Document

read_stata(filepath_or_buffer: 'FilePath | ReadBuffer[bytes]', convert_dates: 'bool' = True, convert_categoricals: 'bool' = True, index_col: 'str | None' = None, convert_missing: 'bool' = False, preserve_dtypes: 'bool' = True, columns: 'Sequence[str] | None' = None, order_categoricals: 'bool' = True, chunksize: 'int | None' = None, iterator: 'bool' = False, compression: 'CompressionOptions' = 'infer', storage_options: 'StorageOptions' = None) -> 'DataFrame | StataReader'

Notes

Categorical variables read through an iterator may not have the same categories and dtype. This occurs when a variable stored in a DTA file is associated to an incomplete set of value labels that only label a strict subset of the values.

Parameters

filepath_or_buffer : str, path object or file-like object

Any valid string path is acceptable. The string could be a URL. Valid URL schemes include http, ftp, s3, and file. For file URLs, a host is expected. A local file could be: file://localhost/path/to/table.dta .

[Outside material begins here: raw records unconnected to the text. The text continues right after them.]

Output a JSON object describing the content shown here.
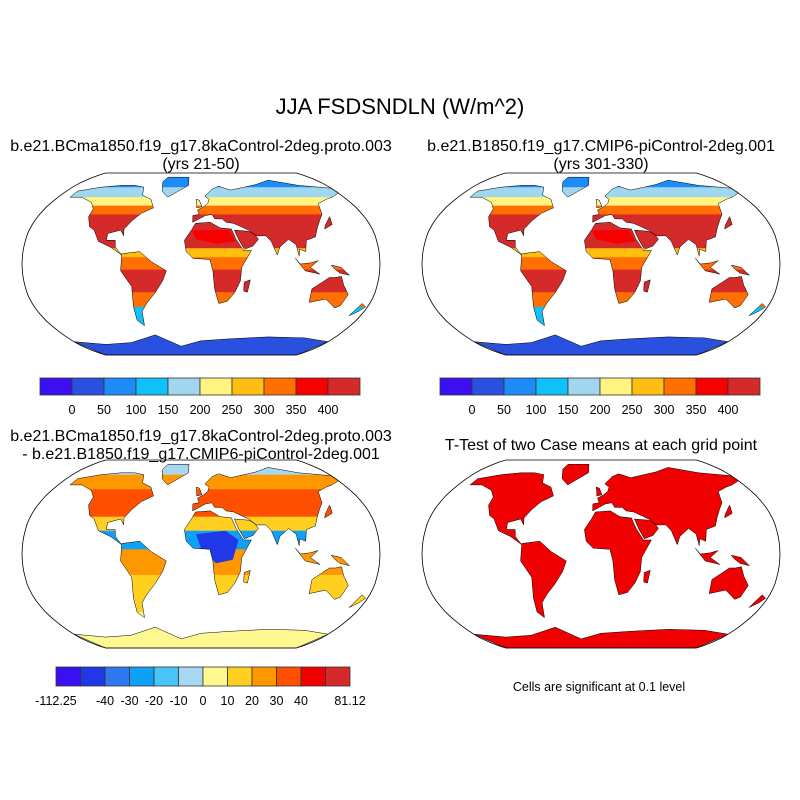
{
  "title": "JJA FSDSNDLN (W/m^2)",
  "panels": [
    {
      "title1": "b.e21.BCma1850.f19_g17.8kaControl-2deg.proto.003",
      "title2": "(yrs 21-50)"
    },
    {
      "title1": "b.e21.B1850.f19_g17.CMIP6-piControl-2deg.001",
      "title2": "(yrs 301-330)"
    },
    {
      "title1": "b.e21.BCma1850.f19_g17.8kaControl-2deg.proto.003",
      "title2": "- b.e21.B1850.f19_g17.CMIP6-piControl-2deg.001"
    },
    {
      "title1": "T-Test of two Case means at each grid point",
      "title2": ""
    }
  ],
  "colorbar_abs": {
    "colors": [
      "#3a10f0",
      "#2a50e0",
      "#1e8cf8",
      "#12c0f8",
      "#a0d6f0",
      "#fff480",
      "#ffbe10",
      "#ff7000",
      "#f80000",
      "#d42a2a"
    ],
    "labels": [
      "0",
      "50",
      "100",
      "150",
      "200",
      "250",
      "300",
      "350",
      "400"
    ]
  },
  "colorbar_diff": {
    "colors": [
      "#3a10f0",
      "#2038e8",
      "#3078f0",
      "#10a0f8",
      "#48c4f8",
      "#a8d8f0",
      "#fff890",
      "#ffd020",
      "#ff9800",
      "#ff5000",
      "#f00000",
      "#d42a2a"
    ],
    "labels": [
      "-112.25",
      "-40",
      "-30",
      "-20",
      "-10",
      "0",
      "10",
      "20",
      "30",
      "40",
      "81.12"
    ]
  },
  "ttest_color": "#f00000",
  "ttest_note": "Cells are significant at 0.1 level"
}
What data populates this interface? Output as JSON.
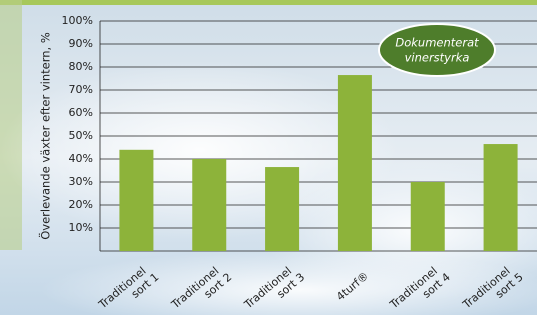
{
  "chart_data": {
    "type": "bar",
    "y_label": "Överlevande växter efter vintern, %",
    "annotation": [
      "Dokumenterat",
      "vinerstyrka"
    ],
    "categories": [
      [
        "Traditionel",
        "sort 1"
      ],
      [
        "Traditionel",
        "sort 2"
      ],
      [
        "Traditionel",
        "sort 3"
      ],
      [
        "4turf®"
      ],
      [
        "Traditionel",
        "sort 4"
      ],
      [
        "Traditionel",
        "sort 5"
      ]
    ],
    "values": [
      44,
      40,
      36.5,
      76.5,
      30,
      46.5
    ],
    "color": "#8db33a",
    "ylim": [
      0,
      100
    ],
    "yticks": [
      {
        "value": 10,
        "label": "10%"
      },
      {
        "value": 20,
        "label": "20%"
      },
      {
        "value": 30,
        "label": "30%"
      },
      {
        "value": 40,
        "label": "40%"
      },
      {
        "value": 50,
        "label": "50%"
      },
      {
        "value": 60,
        "label": "60%"
      },
      {
        "value": 70,
        "label": "70%"
      },
      {
        "value": 80,
        "label": "80%"
      },
      {
        "value": 90,
        "label": "90%"
      },
      {
        "value": 100,
        "label": "100%"
      }
    ],
    "grid": true
  }
}
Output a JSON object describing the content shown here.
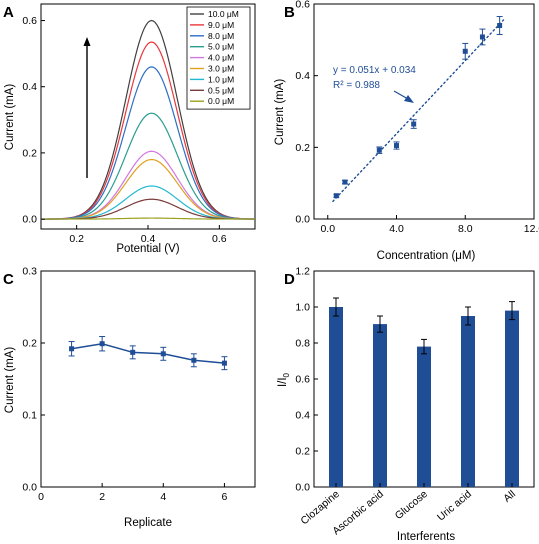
{
  "chart_data": [
    {
      "panel": "A",
      "type": "line",
      "xlabel": "Potential (V)",
      "ylabel": "Current (mA)",
      "xlim": [
        0.1,
        0.7
      ],
      "ylim": [
        -0.03,
        0.65
      ],
      "xticks": [
        "0.2",
        "0.4",
        "0.6"
      ],
      "yticks": [
        "0.0",
        "0.2",
        "0.4",
        "0.6"
      ],
      "legend_position": "top-right",
      "peak_potential": 0.41,
      "peak_width_sigma": 0.072,
      "series": [
        {
          "name": "10.0 μM",
          "peak": 0.6,
          "color": "#404040"
        },
        {
          "name": "9.0 μM",
          "peak": 0.535,
          "color": "#e8383d"
        },
        {
          "name": "8.0 μM",
          "peak": 0.46,
          "color": "#2c6fc6"
        },
        {
          "name": "5.0 μM",
          "peak": 0.32,
          "color": "#2a9d8f"
        },
        {
          "name": "4.0 μM",
          "peak": 0.205,
          "color": "#d177e0"
        },
        {
          "name": "3.0 μM",
          "peak": 0.18,
          "color": "#e0a020"
        },
        {
          "name": "1.0 μM",
          "peak": 0.1,
          "color": "#22b8cf"
        },
        {
          "name": "0.5 μM",
          "peak": 0.06,
          "color": "#7a3b3b"
        },
        {
          "name": "0.0 μM",
          "peak": 0.003,
          "color": "#9aa020"
        }
      ]
    },
    {
      "panel": "B",
      "type": "scatter",
      "xlabel": "Concentration (μM)",
      "ylabel": "Current (mA)",
      "xlim": [
        -0.8,
        12
      ],
      "ylim": [
        0,
        0.6
      ],
      "xticks": [
        "0.0",
        "4.0",
        "8.0",
        "12.0"
      ],
      "yticks": [
        "0.0",
        "0.2",
        "0.4",
        "0.6"
      ],
      "x": [
        0.5,
        1.0,
        3.0,
        4.0,
        5.0,
        8.0,
        9.0,
        10.0
      ],
      "y": [
        0.065,
        0.103,
        0.192,
        0.205,
        0.265,
        0.468,
        0.508,
        0.54
      ],
      "err": [
        0.004,
        0.005,
        0.009,
        0.01,
        0.012,
        0.022,
        0.022,
        0.025
      ],
      "fit": {
        "slope": 0.051,
        "intercept": 0.034,
        "x_range": [
          0.3,
          10.3
        ]
      },
      "equation": "y = 0.051x + 0.034",
      "r2": "R² = 0.988",
      "color": "#1f4e96"
    },
    {
      "panel": "C",
      "type": "line",
      "xlabel": "Replicate",
      "ylabel": "Current (mA)",
      "xlim": [
        0,
        7
      ],
      "ylim": [
        0,
        0.3
      ],
      "xticks": [
        "0",
        "2",
        "4",
        "6"
      ],
      "yticks": [
        "0.0",
        "0.1",
        "0.2",
        "0.3"
      ],
      "x": [
        1,
        2,
        3,
        4,
        5,
        6
      ],
      "y": [
        0.192,
        0.199,
        0.187,
        0.185,
        0.176,
        0.172
      ],
      "err": [
        0.01,
        0.01,
        0.009,
        0.009,
        0.009,
        0.009
      ],
      "color": "#1f4e96"
    },
    {
      "panel": "D",
      "type": "bar",
      "xlabel": "Interferents",
      "ylabel_main": "I/I",
      "ylabel_sub": "0",
      "ylim": [
        0,
        1.2
      ],
      "yticks": [
        "0.0",
        "0.2",
        "0.4",
        "0.6",
        "0.8",
        "1.0",
        "1.2"
      ],
      "categories": [
        "Clozapine",
        "Ascorbic acid",
        "Glucose",
        "Uric acid",
        "All"
      ],
      "values": [
        1.0,
        0.905,
        0.78,
        0.95,
        0.98
      ],
      "err": [
        0.05,
        0.045,
        0.04,
        0.05,
        0.05
      ],
      "color": "#1f4e96"
    }
  ]
}
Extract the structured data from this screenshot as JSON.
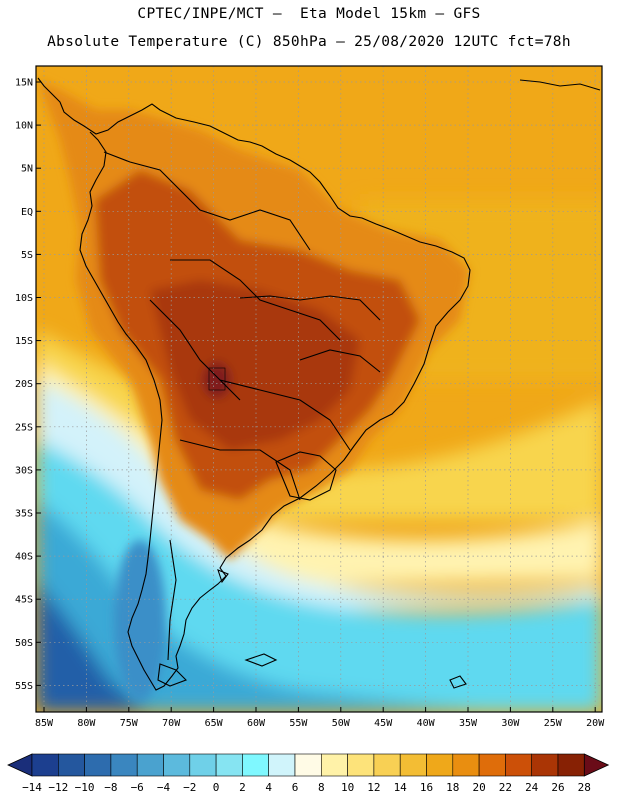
{
  "header": {
    "line1": "CPTEC/INPE/MCT –  Eta Model 15km – GFS",
    "line2": "Absolute Temperature (C) 850hPa – 25/08/2020 12UTC fct=78h"
  },
  "axes": {
    "lat_labels": [
      "15N",
      "10N",
      "5N",
      "EQ",
      "5S",
      "10S",
      "15S",
      "20S",
      "25S",
      "30S",
      "35S",
      "40S",
      "45S",
      "50S",
      "55S"
    ],
    "lon_labels": [
      "85W",
      "80W",
      "75W",
      "70W",
      "65W",
      "60W",
      "55W",
      "50W",
      "45W",
      "40W",
      "35W",
      "30W",
      "25W",
      "20W"
    ]
  },
  "colorbar": {
    "labels": [
      "-14",
      "-12",
      "-10",
      "-8",
      "-6",
      "-4",
      "-2",
      "0",
      "2",
      "4",
      "6",
      "8",
      "10",
      "12",
      "14",
      "16",
      "18",
      "20",
      "22",
      "24",
      "26",
      "28"
    ],
    "colors": [
      "#1c3f8f",
      "#24579e",
      "#2d6cae",
      "#3a86bf",
      "#4aa2cf",
      "#5cbadd",
      "#6fd0e8",
      "#86e4f2",
      "#7ff8ff",
      "#d0f4fb",
      "#fffbe6",
      "#fff2a8",
      "#fde37a",
      "#f8d054",
      "#f3bd34",
      "#efa81a",
      "#e98e10",
      "#df6d0a",
      "#cc5008",
      "#aa3505",
      "#872104"
    ],
    "under_color": "#1a2e7a",
    "over_color": "#6a0c18"
  },
  "field": {
    "ocean_north": "#f0a818",
    "ocean_warm": "#efb21e",
    "band_cool": "#f8d54e",
    "band_pale": "#fff3b0",
    "band_icy": "#d3f2fa",
    "ocean_cyan": "#5fd9f0",
    "ocean_mid": "#3aa9d6",
    "ocean_deep": "#245ea8",
    "land_hot": "#c2500b",
    "land_hotter": "#a9380a",
    "land_core": "#7f1c1c",
    "land_warm": "#e58a12",
    "coast_cold": "#3a8fc8"
  }
}
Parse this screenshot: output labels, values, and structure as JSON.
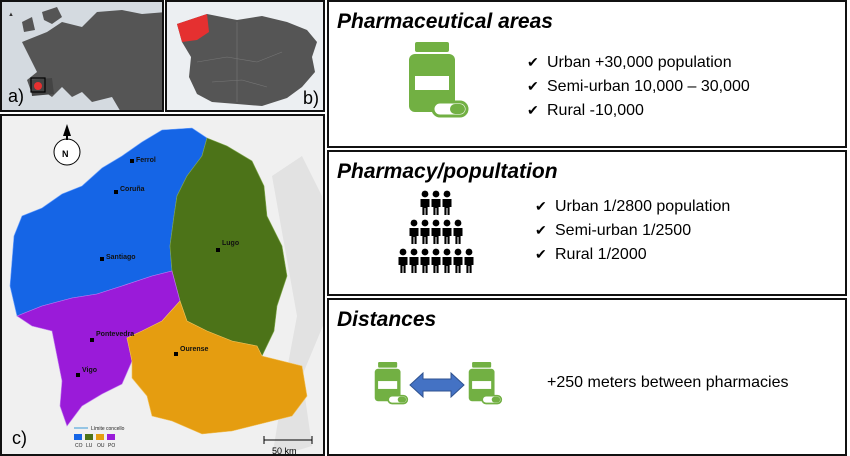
{
  "panel_letters": {
    "a": "a)",
    "b": "b)",
    "c": "c)"
  },
  "map": {
    "north_label": "N",
    "cities": [
      "Ferrol",
      "Coruña",
      "Santiago",
      "Lugo",
      "Pontevedra",
      "Vigo",
      "Ourense"
    ],
    "legend_title": "Límite concello",
    "legend_items": [
      "CO",
      "LU",
      "OU",
      "PO"
    ],
    "scale_label": "50 km",
    "colors": {
      "CO": "#1565e6",
      "LU": "#4c7318",
      "OU": "#e59d10",
      "PO": "#9a1bd9"
    }
  },
  "areas": {
    "title": "Pharmaceutical areas",
    "items": [
      "Urban +30,000 population",
      "Semi-urban 10,000 – 30,000",
      "Rural -10,000"
    ]
  },
  "pharmacy_population": {
    "title": "Pharmacy/popultation",
    "items": [
      "Urban 1/2800 population",
      "Semi-urban 1/2500",
      "Rural 1/2000"
    ]
  },
  "distances": {
    "title": "Distances",
    "text": "+250 meters between pharmacies"
  },
  "icon_colors": {
    "pharmacy": "#72b043",
    "arrow": "#4472c4",
    "people": "#000000"
  }
}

If you want to pass in a path object, pandas accepts any os.PathLike .

By file-like object, we refer to objects with a read() method, such as a file handle (e.g. via builtin open function) or StringIO .

convert_dates : bool, default True

Convert date variables to DataFrame time values.

convert_categoricals : bool, default True

Read value labels and convert columns to Categorical/Factor variables.

index_col : str, optional

Column to set as index.

convert_missing : bool, default False

Flag indicating whether to convert missing values to their Stata representations. If False, missing values are replaced with nan. If True, columns containing missing values are returned with object data types and missing values are represented by StataMissingValue objects.

preserve_dtypes : bool, default True

Preserve Stata datatypes. If False, numeric data are upcast to pandas default types for foreign data (float64 or int64).

columns : list or None

Columns to retain. Columns will be returned in the given order. None returns all columns.

order_categoricals : bool, default True

Flag indicating whether converted categorical data are ordered.

chunksize : int, default None

Return StataReader object for iterations, returns chunks with given number of lines.

iterator : bool, default False

Return StataReader object.

compression : str or dict, default 'infer'

For on-the-fly decompression of on-disk data. If 'infer' and '%s' is path-like, then detect compression from the following extensions: '.gz', '.bz2', '.zip', '.xz', or '.zst' (otherwise no compression). If using 'zip', the ZIP file must contain only one data file to be read in. Set to None for no decompression. Can also be a dict with key 'method' set to one of { 'zip' , 'gzip' , 'bz2' , 'zstd' } and other key-value pairs are forwarded to zipfile.ZipFile , gzip.GzipFile , bz2.BZ2File , or zstandard.ZstdDecompressor , respectively. As an example, the following could be passed for Zstandard decompression using a custom compression dictionary: compression={'method': 'zstd', 'dict_data': my_compression_dict} .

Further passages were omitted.